Antman responds: "The AHA statement provides a compilation of the latest available data on the more traditional NSAIDs and clearly shows an increased risk of CV events, whether one is looking at randomized trials, observational studies, or registries. Most of the data as summarized in the table in the statement indicate a risk with ibuprofen or diclofenac. The available data on naproxen, a non-COX-2-selective NSAID, suggest it is probably neutral with respect to cardiovascular risk and therefore, as per our recommendations, indeed it should be tried prior to NSAIDs with some COX-2 activity and certainly before the COX-2-selective NSAIDs."


Others supportive of AHA stance

Other cardiologists contacted by heartwire were supportive of the AHA statement, even the recommendation for early use of narcotics. Dr Harlan Krumholz (Yale University, New Haven, CT) described the statement as "an important distillation of the published literature," and Dr Debabrata Mukherjee (University of Lexington, KY) said he thought the stepwise approach advocated was "very reasonable." Mukherjee added: "We still have concerns about coxibs, and they should be used only as a last resort in patients with or at risk of heart disease. I think short-term use of tramadol or narcotics before even naproxen is reasonable, as we now understand the risks of even nonselective NSAIDs and the concern about an aspirin-NSAID interaction. However, one must be judicious in using narcotics in individuals with prior history of drug or substance abuse, and they should not be used for more than few weeks."

Sources
  1. Antman EM, Bennett JS, Daugherty A, et al. Use of nonsteroidal antiinflammatory drugs. An update for clinicians. A scientific statement from the American Heart Association.

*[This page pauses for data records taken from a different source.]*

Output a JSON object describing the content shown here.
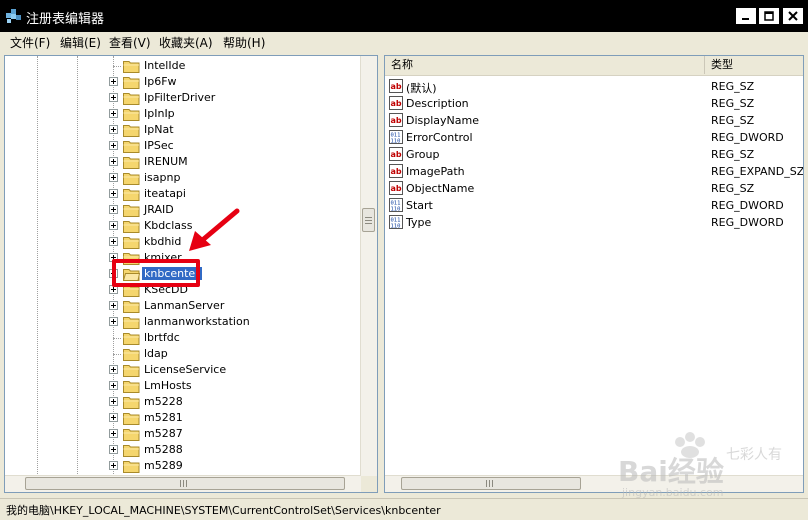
{
  "window": {
    "title": "注册表编辑器"
  },
  "menu": [
    {
      "label": "文件(F)"
    },
    {
      "label": "编辑(E)"
    },
    {
      "label": "查看(V)"
    },
    {
      "label": "收藏夹(A)"
    },
    {
      "label": "帮助(H)"
    }
  ],
  "tree": {
    "items": [
      {
        "label": "IntelIde",
        "expandable": false
      },
      {
        "label": "Ip6Fw",
        "expandable": true
      },
      {
        "label": "IpFilterDriver",
        "expandable": true
      },
      {
        "label": "IpInIp",
        "expandable": true
      },
      {
        "label": "IpNat",
        "expandable": true
      },
      {
        "label": "IPSec",
        "expandable": true
      },
      {
        "label": "IRENUM",
        "expandable": true
      },
      {
        "label": "isapnp",
        "expandable": true
      },
      {
        "label": "iteatapi",
        "expandable": true
      },
      {
        "label": "JRAID",
        "expandable": true
      },
      {
        "label": "Kbdclass",
        "expandable": true
      },
      {
        "label": "kbdhid",
        "expandable": true
      },
      {
        "label": "kmixer",
        "expandable": true
      },
      {
        "label": "knbcenter",
        "expandable": true,
        "selected": true
      },
      {
        "label": "KSecDD",
        "expandable": true
      },
      {
        "label": "LanmanServer",
        "expandable": true
      },
      {
        "label": "lanmanworkstation",
        "expandable": true
      },
      {
        "label": "lbrtfdc",
        "expandable": false
      },
      {
        "label": "ldap",
        "expandable": false
      },
      {
        "label": "LicenseService",
        "expandable": true
      },
      {
        "label": "LmHosts",
        "expandable": true
      },
      {
        "label": "m5228",
        "expandable": true
      },
      {
        "label": "m5281",
        "expandable": true
      },
      {
        "label": "m5287",
        "expandable": true
      },
      {
        "label": "m5288",
        "expandable": true
      },
      {
        "label": "m5289",
        "expandable": true
      }
    ]
  },
  "list": {
    "columns": [
      {
        "label": "名称"
      },
      {
        "label": "类型"
      }
    ],
    "rows": [
      {
        "name": "(默认)",
        "type": "REG_SZ",
        "icon": "string-value-icon"
      },
      {
        "name": "Description",
        "type": "REG_SZ",
        "icon": "string-value-icon"
      },
      {
        "name": "DisplayName",
        "type": "REG_SZ",
        "icon": "string-value-icon"
      },
      {
        "name": "ErrorControl",
        "type": "REG_DWORD",
        "icon": "binary-value-icon"
      },
      {
        "name": "Group",
        "type": "REG_SZ",
        "icon": "string-value-icon"
      },
      {
        "name": "ImagePath",
        "type": "REG_EXPAND_SZ",
        "icon": "string-value-icon"
      },
      {
        "name": "ObjectName",
        "type": "REG_SZ",
        "icon": "string-value-icon"
      },
      {
        "name": "Start",
        "type": "REG_DWORD",
        "icon": "binary-value-icon"
      },
      {
        "name": "Type",
        "type": "REG_DWORD",
        "icon": "binary-value-icon"
      }
    ]
  },
  "statusbar": {
    "path": "我的电脑\\HKEY_LOCAL_MACHINE\\SYSTEM\\CurrentControlSet\\Services\\knbcenter"
  },
  "watermark": {
    "logo": "Bai经验",
    "url": "jingyan.baidu.com",
    "author": "七彩人有"
  },
  "colors": {
    "titlebar": "#000000",
    "selection": "#316ac5",
    "highlight_box": "#e60012",
    "annotation_arrow": "#e60012",
    "list_background": "#ffffff"
  }
}
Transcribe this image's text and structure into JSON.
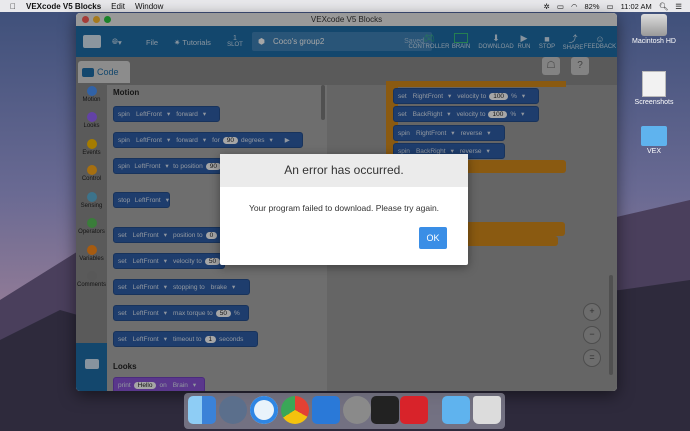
{
  "menubar": {
    "app_name": "VEXcode V5 Blocks",
    "menus": [
      "Edit",
      "Window"
    ],
    "battery": "82%",
    "clock": "11:02 AM"
  },
  "window": {
    "title": "VEXcode V5 Blocks",
    "toolbar": {
      "file_label": "File",
      "tutorials_label": "Tutorials",
      "slot_label": "SLOT",
      "slot_number": "1",
      "project_name": "Coco's group2",
      "saved_status": "Saved",
      "controller_label": "CONTROLLER",
      "brain_label": "BRAIN",
      "download_label": "DOWNLOAD",
      "run_label": "RUN",
      "stop_label": "STOP",
      "share_label": "SHARE",
      "feedback_label": "FEEDBACK"
    },
    "code_tab_label": "Code",
    "categories": [
      {
        "label": "Motion",
        "color": "#4c97ff"
      },
      {
        "label": "Looks",
        "color": "#9966ff"
      },
      {
        "label": "Events",
        "color": "#ffbf00"
      },
      {
        "label": "Control",
        "color": "#ffab19"
      },
      {
        "label": "Sensing",
        "color": "#5cb1d6"
      },
      {
        "label": "Operators",
        "color": "#59c059"
      },
      {
        "label": "Variables",
        "color": "#ff8c1a"
      },
      {
        "label": "Comments",
        "color": "#888888"
      }
    ],
    "palette": {
      "motion_header": "Motion",
      "looks_header": "Looks",
      "blocks": {
        "b1": {
          "w1": "spin",
          "w2": "LeftFront",
          "w3": "forward"
        },
        "b2": {
          "w1": "spin",
          "w2": "LeftFront",
          "w3": "forward",
          "w4": "for",
          "n1": "90",
          "w5": "degrees"
        },
        "b3": {
          "w1": "spin",
          "w2": "LeftFront",
          "w3": "to position",
          "n1": "90"
        },
        "b4": {
          "w1": "stop",
          "w2": "LeftFront"
        },
        "b5": {
          "w1": "set",
          "w2": "LeftFront",
          "w3": "position to",
          "n1": "0"
        },
        "b6": {
          "w1": "set",
          "w2": "LeftFront",
          "w3": "velocity to",
          "n1": "50"
        },
        "b7": {
          "w1": "set",
          "w2": "LeftFront",
          "w3": "stopping to",
          "w4": "brake"
        },
        "b8": {
          "w1": "set",
          "w2": "LeftFront",
          "w3": "max torque to",
          "n1": "50",
          "w4": "%"
        },
        "b9": {
          "w1": "set",
          "w2": "LeftFront",
          "w3": "timeout to",
          "n1": "1",
          "w4": "seconds"
        },
        "b10": {
          "w1": "print",
          "n1": "Hello",
          "w2": "on",
          "w3": "Brain"
        }
      }
    },
    "canvas_blocks": {
      "c1": {
        "w1": "set",
        "w2": "RightFront",
        "w3": "velocity to",
        "n1": "100",
        "w4": "%"
      },
      "c2": {
        "w1": "set",
        "w2": "BackRight",
        "w3": "velocity to",
        "n1": "100",
        "w4": "%"
      },
      "c3": {
        "w1": "spin",
        "w2": "RightFront",
        "w3": "reverse"
      },
      "c4": {
        "w1": "spin",
        "w2": "BackRight",
        "w3": "reverse"
      }
    },
    "zoom": {
      "in": "+",
      "out": "−",
      "reset": "="
    }
  },
  "dialog": {
    "title": "An error has occurred.",
    "message": "Your program failed to download. Please try again.",
    "ok_label": "OK"
  },
  "desktop_icons": {
    "hd": "Macintosh HD",
    "screenshots": "Screenshots",
    "vex": "VEX"
  },
  "dock": {
    "apps": [
      "finder-icon",
      "launchpad-icon",
      "safari-icon",
      "chrome-icon",
      "xcode-icon",
      "system-preferences-icon",
      "vexcode-v5-icon",
      "vexcode-v5-blocks-icon",
      "downloads-folder-icon",
      "trash-icon"
    ]
  }
}
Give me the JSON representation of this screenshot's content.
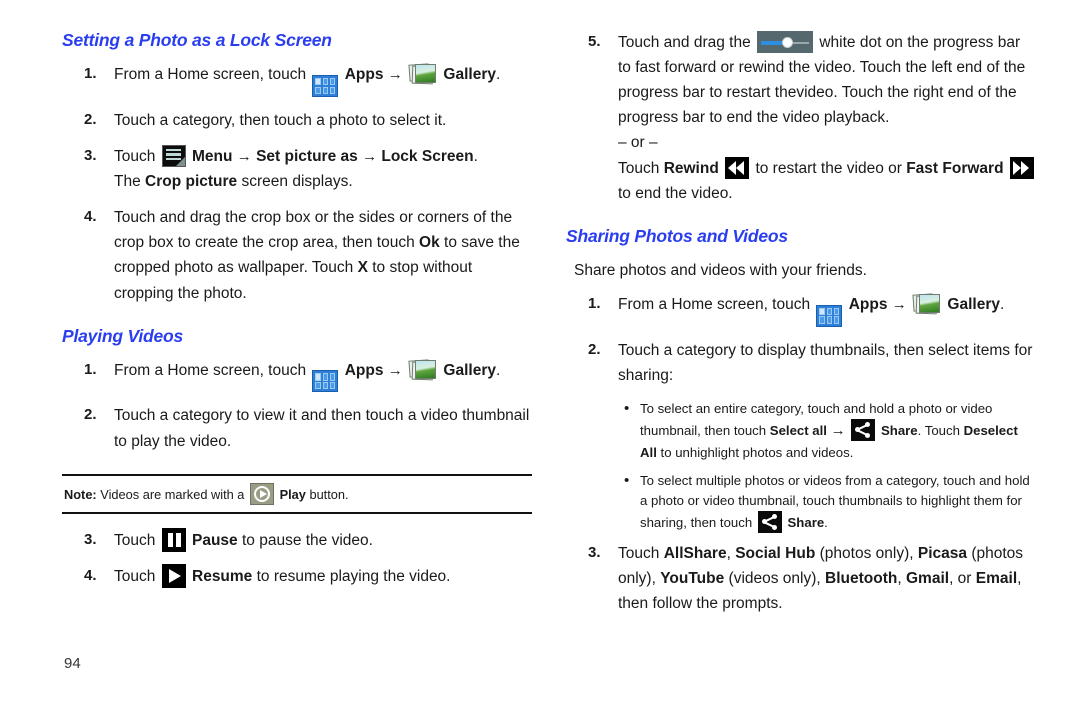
{
  "page_number": "94",
  "left_column": {
    "heading1": "Setting a Photo as a Lock Screen",
    "steps1": [
      {
        "num": "1.",
        "pre": "From a Home screen, touch",
        "apps_label": "Apps",
        "arrow": "→",
        "gallery_label": "Gallery",
        "post": "."
      },
      {
        "num": "2.",
        "text": "Touch a category, then touch a photo to select it."
      },
      {
        "num": "3.",
        "pre": "Touch",
        "menu_label": "Menu",
        "arrow1": "→",
        "setpic_label": "Set picture as",
        "arrow2": "→",
        "lock_label": "Lock Screen",
        "post": ".",
        "sub_pre": "The",
        "sub_bold": "Crop picture",
        "sub_post": "screen displays."
      },
      {
        "num": "4.",
        "t1": "Touch and drag the crop box or the sides or corners of the crop box to create the crop area, then touch",
        "b1": "Ok",
        "t2": "to save the cropped photo as wallpaper. Touch",
        "b2": "X",
        "t3": "to stop without cropping the photo."
      }
    ],
    "heading2": "Playing Videos",
    "steps2": [
      {
        "num": "1.",
        "pre": "From a Home screen, touch",
        "apps_label": "Apps",
        "arrow": "→",
        "gallery_label": "Gallery",
        "post": "."
      },
      {
        "num": "2.",
        "text": "Touch a category to view it and then touch a video thumbnail to play the video."
      }
    ],
    "note": {
      "label": "Note:",
      "pre": "Videos are marked with a",
      "bold": "Play",
      "post": "button."
    },
    "steps3": [
      {
        "num": "3.",
        "pre": "Touch",
        "bold": "Pause",
        "post": "to pause the video."
      },
      {
        "num": "4.",
        "pre": "Touch",
        "bold": "Resume",
        "post": "to resume playing the video."
      }
    ]
  },
  "right_column": {
    "step5": {
      "num": "5.",
      "pre": "Touch and drag the",
      "post": "white dot on the progress bar to fast forward or rewind the video. Touch the left end of the progress bar to restart thevideo. Touch the right end of the progress bar to end the video playback.",
      "or": "– or –",
      "alt_pre": "Touch",
      "alt_b1": "Rewind",
      "alt_mid": "to restart the video or",
      "alt_b2": "Fast Forward",
      "alt_post": "to end the video."
    },
    "heading1": "Sharing Photos and Videos",
    "intro": "Share photos and videos with your friends.",
    "steps": [
      {
        "num": "1.",
        "pre": "From a Home screen, touch",
        "apps_label": "Apps",
        "arrow": "→",
        "gallery_label": "Gallery",
        "post": "."
      },
      {
        "num": "2.",
        "text": "Touch a category to display thumbnails, then select items for sharing:"
      }
    ],
    "bullets": [
      {
        "t1": "To select an entire category, touch and hold a photo or video thumbnail, then touch",
        "b1": "Select all",
        "arrow": "→",
        "b2": "Share",
        "t2": ". Touch",
        "b3": "Deselect All",
        "t3": "to unhighlight photos and videos."
      },
      {
        "t1": "To select multiple photos or videos from a category, touch and hold a photo or video thumbnail, touch thumbnails to highlight them for sharing, then touch",
        "b1": "Share",
        "t2": "."
      }
    ],
    "step3": {
      "num": "3.",
      "pre": "Touch",
      "b1": "AllShare",
      "s1": ",",
      "b2": "Social Hub",
      "s2": "(photos only),",
      "b3": "Picasa",
      "s3": "(photos only),",
      "b4": "YouTube",
      "s4": "(videos only),",
      "b5": "Bluetooth",
      "s5": ",",
      "b6": "Gmail",
      "s6": ", or",
      "b7": "Email",
      "s7": ", then follow the prompts."
    }
  }
}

Circulation 2007; DOI:10.1161/CIRCULATIONAHA.106.181424. Available at: http://circ.ahajournals.org.
  2. Forman JP, Rimm EB, Curhan GC. Frequency of analgesic use and risk of hypertension among men. Arch Intern Med 2007; 167:394-399.



Your comments
AHA updates NSAID advice for heart-disease patients
# 1 of 3
March 1, 2007 06:22 (EST)
david filips
PRECISION?
Does anyone have any insight into the PRECISON trial? I think Dr. Nissen is on the right track. It's a four year study, I believe, but I don't think we'll have the results until 2009. Again, I'm not sure. Comparing Naproxen, Ibuprofen, and Celebrex in high risk patients is a good start. Some may question the ethics (and some have), but we need to find out.

Can anyone let me know what they know?

None of us are reassured by the recent media articles reporting that outside of cigarettes, ETOH, and marijuana, prescription narcotics are now the fourth most abused drugs in the world. (Yes, the world.)

This is a quandry.
# 2 of 3
March 3, 2007 10:42 (EST)
Judith Paley
GI downside of naproxen
I just sent a middle-aged metabolic syndrome sort of lady to the hospital yesterday passing blood clots instead of stools after 5 days of naproxen therapy. Treating musculoskeletal pain in high risk patients is a terrible quandary. Another sixty-something patient of mine has had to quit her exercise program now that she is off NSAIDs and on warfarin for intermittent atrial fib.

I sometimes expect an FDA investigator at my office door regarding the narcotics I dispense in lieu of NSAIDs.

# 3 of 3
March 3, 2007 11:56 (EST)
Thomas Binder
Paracetamol
In my opinion, the first line analgesic should nearly always be paracetamol that has no side effects except liver toxicity in high and well known doses. Only if 3-4g/d are not sufficient the proposed approach sohuld be concidered.